An endangered shark is at risk of going extinct after the EU blocked the UK’s first independent conservation vote.

The Mako shark, which is the fastest in the world, is facing rapid decline due to being fished despite being endangered.

 Known by fans as "the cheetah of the sea", it can reach speeds of up to 43mph and is often seen jumping at dizzying heights from the sea to look for prey. The athletic animal has won admirers including Ernest Hemingway, who detailed an encounter with the Mako shark in The Old Man And The Sea.

The shark has declined by 99.99 per cent since the 19th century as it is is sought for meat, fins, and sport. Slow growth makes them exceptionally vulnerable to overfishing. Makos are fished by many nations around the globe yet not subject to international fishing quotas. 

Ministers have said they are frustrated after a motion by the UK, Canada and Senegal to ban the fishing of the sharks was voted down by the EU and the US.

Lord Goldsmith, the International Environment Minister, told The Telegraph: “It was a very disappointing outcome, but as a newly independent nation now able to speak in these global forums in our own right, we will continue to make the case for greater protection of endangered species – on land and in the ocean.”

The EU is the biggest culprit when it comes to fishing the creature; boats mostly from Portugal and Spain are responsible 65 per cent of all reported catches of shortfin makos in the North Atlantic.

The vote took place at the International Commission for the Conservation of Atlantic Tunas (ICCAT).

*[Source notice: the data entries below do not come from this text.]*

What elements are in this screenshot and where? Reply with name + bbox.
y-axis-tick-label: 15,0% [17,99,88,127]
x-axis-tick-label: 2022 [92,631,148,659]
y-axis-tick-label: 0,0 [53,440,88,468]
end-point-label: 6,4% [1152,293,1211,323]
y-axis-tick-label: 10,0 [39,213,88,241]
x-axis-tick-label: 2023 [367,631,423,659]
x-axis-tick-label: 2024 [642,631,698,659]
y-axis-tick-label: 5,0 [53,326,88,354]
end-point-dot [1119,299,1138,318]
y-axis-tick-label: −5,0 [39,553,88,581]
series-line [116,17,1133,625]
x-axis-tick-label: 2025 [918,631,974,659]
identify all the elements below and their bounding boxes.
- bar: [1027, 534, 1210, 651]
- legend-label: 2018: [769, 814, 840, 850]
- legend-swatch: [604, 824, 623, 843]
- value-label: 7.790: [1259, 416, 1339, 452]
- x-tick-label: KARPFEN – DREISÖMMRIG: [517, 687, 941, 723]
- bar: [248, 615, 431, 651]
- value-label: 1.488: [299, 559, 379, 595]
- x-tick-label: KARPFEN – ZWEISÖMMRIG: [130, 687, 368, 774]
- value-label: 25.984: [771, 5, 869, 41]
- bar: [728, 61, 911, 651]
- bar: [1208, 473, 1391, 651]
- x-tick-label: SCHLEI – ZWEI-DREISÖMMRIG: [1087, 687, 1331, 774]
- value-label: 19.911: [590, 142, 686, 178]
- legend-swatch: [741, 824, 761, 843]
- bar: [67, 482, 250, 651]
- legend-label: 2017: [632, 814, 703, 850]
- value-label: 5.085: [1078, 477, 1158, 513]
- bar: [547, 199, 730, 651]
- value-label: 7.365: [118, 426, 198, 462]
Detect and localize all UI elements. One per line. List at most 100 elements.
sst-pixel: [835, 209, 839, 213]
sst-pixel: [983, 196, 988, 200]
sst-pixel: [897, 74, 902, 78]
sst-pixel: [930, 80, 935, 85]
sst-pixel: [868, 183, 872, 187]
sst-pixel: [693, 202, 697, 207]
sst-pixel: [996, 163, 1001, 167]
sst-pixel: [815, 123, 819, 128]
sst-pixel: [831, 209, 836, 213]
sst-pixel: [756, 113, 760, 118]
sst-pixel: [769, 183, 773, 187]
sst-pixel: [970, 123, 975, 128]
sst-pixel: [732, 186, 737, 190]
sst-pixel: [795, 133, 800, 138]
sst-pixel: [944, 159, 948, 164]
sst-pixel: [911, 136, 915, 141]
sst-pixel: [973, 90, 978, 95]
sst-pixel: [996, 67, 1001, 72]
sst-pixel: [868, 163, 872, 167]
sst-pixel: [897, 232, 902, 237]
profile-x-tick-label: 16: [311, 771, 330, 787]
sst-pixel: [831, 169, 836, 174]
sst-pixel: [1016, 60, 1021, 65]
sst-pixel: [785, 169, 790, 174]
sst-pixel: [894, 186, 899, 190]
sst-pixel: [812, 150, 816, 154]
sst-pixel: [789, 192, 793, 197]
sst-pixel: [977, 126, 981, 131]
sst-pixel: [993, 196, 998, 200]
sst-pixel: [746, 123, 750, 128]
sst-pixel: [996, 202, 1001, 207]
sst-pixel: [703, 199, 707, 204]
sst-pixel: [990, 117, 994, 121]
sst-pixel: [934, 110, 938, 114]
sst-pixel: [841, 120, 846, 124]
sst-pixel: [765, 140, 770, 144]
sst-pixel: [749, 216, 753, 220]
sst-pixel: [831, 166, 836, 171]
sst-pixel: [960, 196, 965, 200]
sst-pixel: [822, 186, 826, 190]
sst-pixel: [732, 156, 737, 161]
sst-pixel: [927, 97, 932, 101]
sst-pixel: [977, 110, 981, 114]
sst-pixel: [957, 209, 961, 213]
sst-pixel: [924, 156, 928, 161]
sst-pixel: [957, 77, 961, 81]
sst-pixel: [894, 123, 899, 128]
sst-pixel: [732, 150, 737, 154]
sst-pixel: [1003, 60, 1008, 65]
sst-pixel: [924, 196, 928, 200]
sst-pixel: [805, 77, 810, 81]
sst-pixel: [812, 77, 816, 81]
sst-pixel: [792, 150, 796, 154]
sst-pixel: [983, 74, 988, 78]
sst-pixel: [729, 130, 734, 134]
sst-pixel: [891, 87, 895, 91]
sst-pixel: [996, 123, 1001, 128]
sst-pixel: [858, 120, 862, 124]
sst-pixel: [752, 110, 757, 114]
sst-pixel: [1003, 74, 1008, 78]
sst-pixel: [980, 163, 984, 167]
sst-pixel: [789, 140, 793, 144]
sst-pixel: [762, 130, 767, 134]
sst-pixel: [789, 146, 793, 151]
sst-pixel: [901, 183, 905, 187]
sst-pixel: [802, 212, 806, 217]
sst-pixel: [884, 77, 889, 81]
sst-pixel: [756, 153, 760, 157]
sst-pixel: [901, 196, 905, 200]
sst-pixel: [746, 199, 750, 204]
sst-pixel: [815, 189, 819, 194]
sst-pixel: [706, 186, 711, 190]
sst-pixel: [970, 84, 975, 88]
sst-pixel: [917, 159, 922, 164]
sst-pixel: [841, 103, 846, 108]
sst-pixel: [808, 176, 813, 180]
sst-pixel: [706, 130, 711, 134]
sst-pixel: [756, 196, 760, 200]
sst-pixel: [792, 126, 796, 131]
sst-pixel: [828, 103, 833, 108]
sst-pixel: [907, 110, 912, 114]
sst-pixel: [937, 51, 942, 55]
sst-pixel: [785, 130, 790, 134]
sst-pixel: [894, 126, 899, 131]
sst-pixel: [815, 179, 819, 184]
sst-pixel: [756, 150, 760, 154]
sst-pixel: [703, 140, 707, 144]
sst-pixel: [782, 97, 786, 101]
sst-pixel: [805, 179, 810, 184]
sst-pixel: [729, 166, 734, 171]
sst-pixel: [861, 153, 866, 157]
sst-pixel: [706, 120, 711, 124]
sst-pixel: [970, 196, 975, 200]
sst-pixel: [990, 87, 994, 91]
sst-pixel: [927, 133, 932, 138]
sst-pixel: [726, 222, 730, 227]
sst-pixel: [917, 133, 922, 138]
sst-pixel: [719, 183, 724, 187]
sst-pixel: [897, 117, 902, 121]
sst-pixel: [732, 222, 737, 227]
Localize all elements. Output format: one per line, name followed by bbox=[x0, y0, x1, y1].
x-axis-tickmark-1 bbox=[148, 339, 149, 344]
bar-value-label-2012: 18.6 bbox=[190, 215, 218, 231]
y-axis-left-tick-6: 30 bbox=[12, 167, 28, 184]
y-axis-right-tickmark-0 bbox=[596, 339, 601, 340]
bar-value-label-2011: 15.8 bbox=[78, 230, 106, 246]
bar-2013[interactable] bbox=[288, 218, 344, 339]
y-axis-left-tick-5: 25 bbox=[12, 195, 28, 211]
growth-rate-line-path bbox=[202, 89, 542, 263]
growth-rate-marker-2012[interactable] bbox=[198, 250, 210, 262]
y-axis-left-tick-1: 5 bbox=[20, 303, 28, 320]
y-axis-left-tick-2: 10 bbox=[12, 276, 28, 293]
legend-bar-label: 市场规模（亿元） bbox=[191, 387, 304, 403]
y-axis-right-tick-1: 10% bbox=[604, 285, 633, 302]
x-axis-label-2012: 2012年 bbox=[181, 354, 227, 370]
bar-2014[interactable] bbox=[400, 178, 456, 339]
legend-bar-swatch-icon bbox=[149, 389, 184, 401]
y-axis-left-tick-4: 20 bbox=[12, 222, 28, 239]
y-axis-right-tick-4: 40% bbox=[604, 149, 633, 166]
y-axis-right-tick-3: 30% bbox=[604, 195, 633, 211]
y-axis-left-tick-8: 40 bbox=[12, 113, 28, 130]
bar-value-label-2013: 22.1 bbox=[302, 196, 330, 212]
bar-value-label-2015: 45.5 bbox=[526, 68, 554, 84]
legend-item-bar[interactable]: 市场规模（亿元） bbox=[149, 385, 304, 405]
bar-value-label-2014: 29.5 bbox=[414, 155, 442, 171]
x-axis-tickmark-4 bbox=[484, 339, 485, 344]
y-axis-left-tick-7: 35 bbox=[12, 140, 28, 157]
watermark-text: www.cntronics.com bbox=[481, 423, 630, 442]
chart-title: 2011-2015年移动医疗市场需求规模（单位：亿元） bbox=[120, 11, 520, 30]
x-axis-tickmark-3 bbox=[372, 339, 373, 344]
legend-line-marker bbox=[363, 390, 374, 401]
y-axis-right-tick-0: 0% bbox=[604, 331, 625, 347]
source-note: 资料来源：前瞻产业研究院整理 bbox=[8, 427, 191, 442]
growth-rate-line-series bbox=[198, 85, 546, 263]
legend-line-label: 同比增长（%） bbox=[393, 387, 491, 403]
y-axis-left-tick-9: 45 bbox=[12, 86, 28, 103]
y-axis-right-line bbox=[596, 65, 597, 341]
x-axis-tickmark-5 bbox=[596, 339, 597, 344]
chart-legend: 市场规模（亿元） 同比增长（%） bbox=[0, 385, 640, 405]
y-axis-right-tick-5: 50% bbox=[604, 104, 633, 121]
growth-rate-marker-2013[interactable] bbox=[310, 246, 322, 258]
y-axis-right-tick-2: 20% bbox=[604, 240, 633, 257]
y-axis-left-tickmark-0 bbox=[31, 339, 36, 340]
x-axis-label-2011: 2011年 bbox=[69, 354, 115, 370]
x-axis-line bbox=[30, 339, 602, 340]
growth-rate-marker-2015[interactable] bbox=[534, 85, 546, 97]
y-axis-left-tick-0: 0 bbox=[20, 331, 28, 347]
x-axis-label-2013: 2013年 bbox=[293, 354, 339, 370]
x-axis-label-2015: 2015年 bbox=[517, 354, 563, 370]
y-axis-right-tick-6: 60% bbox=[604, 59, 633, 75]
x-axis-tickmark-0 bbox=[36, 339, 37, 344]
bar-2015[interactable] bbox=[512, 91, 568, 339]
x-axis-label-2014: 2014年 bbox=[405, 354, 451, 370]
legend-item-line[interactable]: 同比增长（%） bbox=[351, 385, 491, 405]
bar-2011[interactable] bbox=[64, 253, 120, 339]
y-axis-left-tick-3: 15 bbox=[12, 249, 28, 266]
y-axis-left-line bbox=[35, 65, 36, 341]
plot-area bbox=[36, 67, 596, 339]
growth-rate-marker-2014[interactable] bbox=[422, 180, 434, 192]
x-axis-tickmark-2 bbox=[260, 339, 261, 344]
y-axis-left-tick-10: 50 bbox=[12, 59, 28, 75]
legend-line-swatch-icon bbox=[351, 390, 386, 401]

Canada, Senegal, and — in their first official act as an independent ICCAT Party —  the United Kingdom proposed a ban on retention of seriously overfished North Atlantic shortfin makos, as ICCAT scientists have long advised. 

Scientists from the Shark Trust, a UK charity which has been working with ministers on this issue, have warned that the species could take five decades to be brought back from the brink of extinction, even if fishing were to cease immediately.

“North Atlantic mako depletion remains among the world’s most pressing shark conservation crises, yet the EU and US put short-term fishing interests above all else and ruined a golden opportunity for agreeing a clear and simple remedy,” said Ali Hood, Director of Conservation for the Shark Trust.

“The repeated obstruction of vital, science-based protections allows top mako fishing countries – Spain, Morocco, and Portugal — to continue to fish these endangered sharks, essentially without limit, and drive valuable populations toward collapse.”

 Shannon Arnold, Senior Marine Program Coordinator for Ecology Action Centre added: “Canada, Senegal, and the UK are today’s emerging shark champions. We urge all ICCAT Parties to follow their lead, before it’s too late.”

The UK is considering further proposals to improve marine conservation once the Brexit transition period is over. One such policy is the protection of the bluefin tuna in our waters, which is endangered but currently fished by Spanish and French vessels.